I am almost 100% sure that I do not do anything to the Linux OS (no upgrade, no update)
so it is either caused by change in the BIOS setting or the hardware failure.
Sounds correct.
Quote:
The latter (hardware) might not be an issue since my machine is relative new so it points to BIOS change.
Older hardware is more likely to fail. But that doesn't mean that new hardware necessarily has to be in a good state. Even brand new hardware can be faulty. To rule out the hardware there are only two procedures: Test the hardware or test with different hardware of the same type.
Quote:
I am wondering if by booting to Windows-7 occasionally and during its shutdown time it uses the chance to upgrade
stuff including BIOS ?
Windows will never upgrade your BIOS secretly. It will also never change BIOS settings without your knowledge (except one thing: setting the hardware clock, Linux will do the same).
Quote:
Key question: Is there a switching to set to default setting in BIOS of my machine ?
Yes, just go into the BIOS, load the default settings and save them.
Warning: Before you do this, note any setting in the BIOS. Changing back to default settings may render Windows unbootable, Linux can cope with that in general much better!

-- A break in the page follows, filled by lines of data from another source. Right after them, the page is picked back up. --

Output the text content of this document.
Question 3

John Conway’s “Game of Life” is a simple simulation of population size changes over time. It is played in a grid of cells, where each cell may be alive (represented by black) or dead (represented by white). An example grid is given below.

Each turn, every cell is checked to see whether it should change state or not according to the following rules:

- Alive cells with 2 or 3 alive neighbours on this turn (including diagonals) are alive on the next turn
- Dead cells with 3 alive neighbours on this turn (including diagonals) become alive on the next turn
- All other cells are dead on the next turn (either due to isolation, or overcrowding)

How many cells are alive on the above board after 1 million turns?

From my experience the symptoms you describe point to a faulty harddisk, before changing anything in the BIOS I would test the disk.
Thanks. It is very reassuring to know that Windows 7 update does not touch BIOS setting.
I have no intention to mess with the BIOS. Plus it is a jungle out there, so I am still with the old BIOS that has
not been changed.
I tried to do memtest without downloading iso and burning live cd/dvd. A yum install memtest+ was okay for CentOS 6.1
but then I hit some well-known problem that I have a thread in CentOS forum with centguy ID. That's another story.
Anyway, I guess since memtest is to check RAM and not hard drive so I might not want to get too serious with memtest. Plus
I heard that memtest is very slow (a few hours) so I am not patience enough for that sort of thing.
My friend also suggested the existing
harddrive seems to be the culprit. I am thinking of getting another 3.5 in hard drive and
put the clone system in that drive and boot up from there. I guess if the boot time is short, then I guess that will
conclusively show
that my original hard drive is indeed faulty.
Or I might boot from a thumbdrive and if the booting is fast, then I can ask ACER guy to replace the
drive since it is under warranty. Thumbdrive booting is also cheaper to test since I do not have to invest
on getting a new internal disk.
Oh well, it seems the system is working okay for now and I should plan properly before I break anything.
How nice if there is a command that can be issued on the command line to check the health of a disk. Is there
such command ?
Trouble is : I do not know how easy it is to download the manufacturer stuff and which OS should
I run the diagnosis. I do not even know which manufacturer it is. Never did that before.
And instead of asking you rather buy things? That sounds strange.
But anyways, you can use the Hitachi Drive Fitness Test, it will work with disks from any manufacturer. Just burn it to a CD and boot from it the same way you would do with a Linux Live-CD or install disc.